Technologie ist nicht das Problem – Menschen sind es
Gefälschte Videos, die mit Hilfe von KI erstellt werden, sind besonders gefährlich. Sie werden Propaganda und Desinformation noch mächtiger und glaubwürdiger machen. Doch die gleichen KI-Technologien, mit denen diese gefälschten Videos erstellt werden, können auch verwendet werden, um sie zu erkennen.
Das US-Militär hat ein Programm finanziert, um herauszufinden, wie man Deepfake-Videos und andere gefälschte Inhalte erkennen kann, die mit KI erstellt wurden. Die Defense Advanced Research Projects Agency (DARPA) hat einen Wettbewerb unter Experten gestartet, um zu sehen, wer die überzeugendsten Fälschungen erstellt und wer das beste KI-Tool zur Erkennung von Fälschungen bereitstellen kann.

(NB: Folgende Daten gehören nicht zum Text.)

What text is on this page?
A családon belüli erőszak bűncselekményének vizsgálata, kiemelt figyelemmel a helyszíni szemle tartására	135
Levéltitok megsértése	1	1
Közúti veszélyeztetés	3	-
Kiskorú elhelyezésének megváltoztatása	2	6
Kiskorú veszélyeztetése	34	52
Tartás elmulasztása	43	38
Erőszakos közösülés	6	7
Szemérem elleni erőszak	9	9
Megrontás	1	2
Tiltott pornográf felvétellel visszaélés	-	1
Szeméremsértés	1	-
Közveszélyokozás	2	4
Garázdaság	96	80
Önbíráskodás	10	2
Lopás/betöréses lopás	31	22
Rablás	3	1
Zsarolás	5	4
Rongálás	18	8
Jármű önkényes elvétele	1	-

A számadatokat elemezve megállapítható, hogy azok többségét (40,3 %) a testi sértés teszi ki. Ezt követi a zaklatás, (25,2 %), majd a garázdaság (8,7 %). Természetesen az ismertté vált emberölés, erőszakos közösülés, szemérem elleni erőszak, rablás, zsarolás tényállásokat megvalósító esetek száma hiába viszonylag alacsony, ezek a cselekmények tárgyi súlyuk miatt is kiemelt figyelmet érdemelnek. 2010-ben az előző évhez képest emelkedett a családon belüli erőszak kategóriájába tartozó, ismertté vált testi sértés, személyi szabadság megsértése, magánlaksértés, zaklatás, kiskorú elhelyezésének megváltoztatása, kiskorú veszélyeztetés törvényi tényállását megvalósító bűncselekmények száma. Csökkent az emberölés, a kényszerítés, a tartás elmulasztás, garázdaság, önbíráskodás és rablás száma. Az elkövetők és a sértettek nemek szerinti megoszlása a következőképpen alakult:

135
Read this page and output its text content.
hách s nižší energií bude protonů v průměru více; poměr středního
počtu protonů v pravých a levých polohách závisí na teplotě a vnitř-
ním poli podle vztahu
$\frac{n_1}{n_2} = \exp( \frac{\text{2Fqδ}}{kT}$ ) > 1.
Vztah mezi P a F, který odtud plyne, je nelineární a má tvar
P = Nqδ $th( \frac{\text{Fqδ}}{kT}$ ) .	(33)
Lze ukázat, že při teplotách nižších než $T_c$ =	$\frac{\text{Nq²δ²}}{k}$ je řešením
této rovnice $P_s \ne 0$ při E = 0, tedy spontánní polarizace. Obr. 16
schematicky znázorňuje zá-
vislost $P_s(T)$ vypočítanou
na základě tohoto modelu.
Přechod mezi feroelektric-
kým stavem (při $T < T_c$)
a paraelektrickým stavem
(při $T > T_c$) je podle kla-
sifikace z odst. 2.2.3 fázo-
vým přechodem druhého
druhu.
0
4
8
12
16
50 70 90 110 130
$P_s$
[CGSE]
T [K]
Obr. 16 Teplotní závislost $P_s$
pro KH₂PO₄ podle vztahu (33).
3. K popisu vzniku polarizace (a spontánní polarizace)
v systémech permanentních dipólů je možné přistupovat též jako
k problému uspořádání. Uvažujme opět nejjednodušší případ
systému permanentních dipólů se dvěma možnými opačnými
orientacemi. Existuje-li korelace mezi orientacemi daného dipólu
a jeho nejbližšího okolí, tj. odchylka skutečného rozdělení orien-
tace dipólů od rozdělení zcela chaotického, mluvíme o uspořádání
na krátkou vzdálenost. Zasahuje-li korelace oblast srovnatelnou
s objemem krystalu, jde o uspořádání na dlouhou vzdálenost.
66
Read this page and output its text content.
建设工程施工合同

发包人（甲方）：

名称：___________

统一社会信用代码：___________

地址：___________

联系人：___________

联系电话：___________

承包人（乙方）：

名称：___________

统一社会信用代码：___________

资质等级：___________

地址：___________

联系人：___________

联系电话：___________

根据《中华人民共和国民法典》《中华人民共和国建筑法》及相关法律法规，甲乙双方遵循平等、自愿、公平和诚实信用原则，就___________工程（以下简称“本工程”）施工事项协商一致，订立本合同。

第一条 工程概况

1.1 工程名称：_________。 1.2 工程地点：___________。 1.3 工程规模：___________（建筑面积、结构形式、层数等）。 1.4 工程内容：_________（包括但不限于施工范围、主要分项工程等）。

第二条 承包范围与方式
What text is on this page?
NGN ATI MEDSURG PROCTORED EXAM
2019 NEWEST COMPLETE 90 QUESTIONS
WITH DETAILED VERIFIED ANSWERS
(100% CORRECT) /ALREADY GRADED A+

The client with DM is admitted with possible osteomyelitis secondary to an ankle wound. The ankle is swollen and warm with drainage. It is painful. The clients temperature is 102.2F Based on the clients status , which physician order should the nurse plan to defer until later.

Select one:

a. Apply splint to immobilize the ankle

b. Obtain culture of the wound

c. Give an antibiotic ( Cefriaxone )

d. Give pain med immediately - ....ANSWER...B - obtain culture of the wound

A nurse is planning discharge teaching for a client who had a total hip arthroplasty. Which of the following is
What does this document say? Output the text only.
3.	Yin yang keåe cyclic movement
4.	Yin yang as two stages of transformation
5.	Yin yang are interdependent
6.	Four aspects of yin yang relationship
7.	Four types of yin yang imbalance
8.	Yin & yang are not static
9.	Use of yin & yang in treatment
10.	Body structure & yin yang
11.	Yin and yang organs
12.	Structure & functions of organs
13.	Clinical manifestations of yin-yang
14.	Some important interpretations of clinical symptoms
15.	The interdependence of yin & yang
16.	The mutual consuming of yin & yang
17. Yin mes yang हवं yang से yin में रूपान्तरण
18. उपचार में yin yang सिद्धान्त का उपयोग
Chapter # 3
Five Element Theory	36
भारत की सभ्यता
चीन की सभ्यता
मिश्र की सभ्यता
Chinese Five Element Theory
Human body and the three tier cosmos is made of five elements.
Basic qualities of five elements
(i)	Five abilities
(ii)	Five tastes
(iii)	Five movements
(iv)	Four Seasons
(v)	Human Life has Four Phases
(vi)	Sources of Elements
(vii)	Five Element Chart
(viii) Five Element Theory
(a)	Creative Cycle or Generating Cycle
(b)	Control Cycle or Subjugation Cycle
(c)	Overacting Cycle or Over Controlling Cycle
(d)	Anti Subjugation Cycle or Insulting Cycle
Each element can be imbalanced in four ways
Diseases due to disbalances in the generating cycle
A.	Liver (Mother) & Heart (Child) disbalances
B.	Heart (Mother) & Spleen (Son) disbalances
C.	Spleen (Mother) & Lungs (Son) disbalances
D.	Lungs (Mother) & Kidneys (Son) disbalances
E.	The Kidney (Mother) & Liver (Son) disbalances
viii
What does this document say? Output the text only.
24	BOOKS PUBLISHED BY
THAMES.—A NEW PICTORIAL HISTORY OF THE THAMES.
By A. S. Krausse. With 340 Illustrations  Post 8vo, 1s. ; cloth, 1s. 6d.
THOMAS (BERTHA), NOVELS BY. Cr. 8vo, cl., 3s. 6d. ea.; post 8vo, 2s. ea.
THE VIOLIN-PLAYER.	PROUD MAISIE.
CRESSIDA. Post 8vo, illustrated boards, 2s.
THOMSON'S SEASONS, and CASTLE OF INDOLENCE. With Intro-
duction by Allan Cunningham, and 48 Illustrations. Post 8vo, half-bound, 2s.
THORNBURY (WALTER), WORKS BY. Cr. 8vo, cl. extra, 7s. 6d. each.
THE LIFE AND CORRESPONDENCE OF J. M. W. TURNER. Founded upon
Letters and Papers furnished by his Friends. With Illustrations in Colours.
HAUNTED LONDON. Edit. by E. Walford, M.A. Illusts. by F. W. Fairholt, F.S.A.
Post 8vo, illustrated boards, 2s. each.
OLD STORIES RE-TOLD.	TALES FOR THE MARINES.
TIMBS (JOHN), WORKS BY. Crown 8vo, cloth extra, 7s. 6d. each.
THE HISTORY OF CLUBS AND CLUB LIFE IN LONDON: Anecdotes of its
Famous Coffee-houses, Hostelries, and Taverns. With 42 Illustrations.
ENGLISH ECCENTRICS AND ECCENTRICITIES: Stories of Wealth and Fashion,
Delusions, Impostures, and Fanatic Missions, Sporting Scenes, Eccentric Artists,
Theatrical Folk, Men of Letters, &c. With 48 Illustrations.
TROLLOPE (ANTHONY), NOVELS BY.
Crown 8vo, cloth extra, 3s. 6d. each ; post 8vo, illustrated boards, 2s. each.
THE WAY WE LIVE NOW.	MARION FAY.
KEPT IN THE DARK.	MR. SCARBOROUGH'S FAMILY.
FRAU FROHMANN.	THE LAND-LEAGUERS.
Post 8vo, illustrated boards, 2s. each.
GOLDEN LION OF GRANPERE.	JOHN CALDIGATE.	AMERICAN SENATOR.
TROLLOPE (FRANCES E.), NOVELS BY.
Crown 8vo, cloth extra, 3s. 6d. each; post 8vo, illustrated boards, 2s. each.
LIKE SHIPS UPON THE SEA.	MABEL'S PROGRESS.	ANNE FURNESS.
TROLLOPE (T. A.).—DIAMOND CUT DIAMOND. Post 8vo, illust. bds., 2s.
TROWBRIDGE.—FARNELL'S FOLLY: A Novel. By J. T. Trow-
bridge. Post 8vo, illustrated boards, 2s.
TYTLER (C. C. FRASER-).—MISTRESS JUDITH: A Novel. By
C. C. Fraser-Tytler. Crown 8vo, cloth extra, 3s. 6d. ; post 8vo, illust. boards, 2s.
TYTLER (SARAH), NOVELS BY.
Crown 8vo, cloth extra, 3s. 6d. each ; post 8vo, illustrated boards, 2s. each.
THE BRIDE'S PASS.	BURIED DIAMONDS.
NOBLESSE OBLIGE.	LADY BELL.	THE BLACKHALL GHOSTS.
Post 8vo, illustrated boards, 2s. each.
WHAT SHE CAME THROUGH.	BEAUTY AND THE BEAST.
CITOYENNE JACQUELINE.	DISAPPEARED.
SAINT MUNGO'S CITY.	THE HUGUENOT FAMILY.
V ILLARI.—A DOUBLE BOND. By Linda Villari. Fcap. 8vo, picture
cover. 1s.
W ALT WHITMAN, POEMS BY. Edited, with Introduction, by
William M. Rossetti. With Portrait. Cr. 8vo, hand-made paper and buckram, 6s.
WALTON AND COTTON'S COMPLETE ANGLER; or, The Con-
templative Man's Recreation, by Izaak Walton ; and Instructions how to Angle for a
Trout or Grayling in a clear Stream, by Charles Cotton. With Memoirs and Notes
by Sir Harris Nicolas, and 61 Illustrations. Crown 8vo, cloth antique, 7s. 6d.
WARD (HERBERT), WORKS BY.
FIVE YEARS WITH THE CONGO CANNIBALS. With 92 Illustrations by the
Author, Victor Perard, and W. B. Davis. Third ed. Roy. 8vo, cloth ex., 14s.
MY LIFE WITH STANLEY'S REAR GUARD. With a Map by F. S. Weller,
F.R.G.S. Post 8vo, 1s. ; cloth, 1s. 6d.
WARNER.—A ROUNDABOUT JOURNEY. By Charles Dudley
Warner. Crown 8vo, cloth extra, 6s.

Das Pentagon ist da nicht allein. Forscher der Technischen Universität München bauten ein Deep-Learning-System, das automatisch Deep-Fake-Videos erkennen kann. Andere Organisationen machen ähnliche Fortschritte.
Doch selbst wenn es möglich ist, gefälschte Videos zu identifizieren, muss damit nicht unbedingt die öffentliche Meinung betroffen sein. Nehmen wir an, die russische Regierung erstellt ein gefälschtes Video und behauptet, es sei real. Die US-Regierung sagt, sie habe KI angewendet und festgestellt, dass das Video gefälscht sei. Wie bei allen Fake-News und Propaganda müssen die Zuschauer immer noch selbst entscheiden, wem sie vertrauen. Unkritische User können leicht hinters Licht geführt werden. Noch schwieriger wird es, wenn echte Videos als Fälschung bezeichnet werden.
Letztendlich wird die Öffentlichkeit zu dem Schluss kommen, dass nichts glaubwürdig ist. Damit wäre das Zeitalter der „Dezinformatsiya“ erreicht.
Ohne KI geht es nicht
Auch wenn der Fälscher-Krieg niemals beendet werden wird, können Unternehmen und Marken zumindest die Oberhand gewinnen.
Durch die Automatisierung von Fälschungssicherheitssystemen wird es möglich, Fakes in großem Maßstab zu stoppen. Aber es wird nicht ohne die Beteiligung der Unternehmen, die legale Produkte herstellen, funktionieren.
Deshalb ist es für jedes Unternehmen von entscheidender Bedeutung, dass Produkte, Content, Marken oder andere Vermögenswerte, die nachgeahmt werden können, Möglichkeiten zur bestmöglichen Nutzung von KI zur Bekämpfung von Fälschungen inkludieren.
*Mike Elgan ist Redakteur des US-Magazins Computerwelt.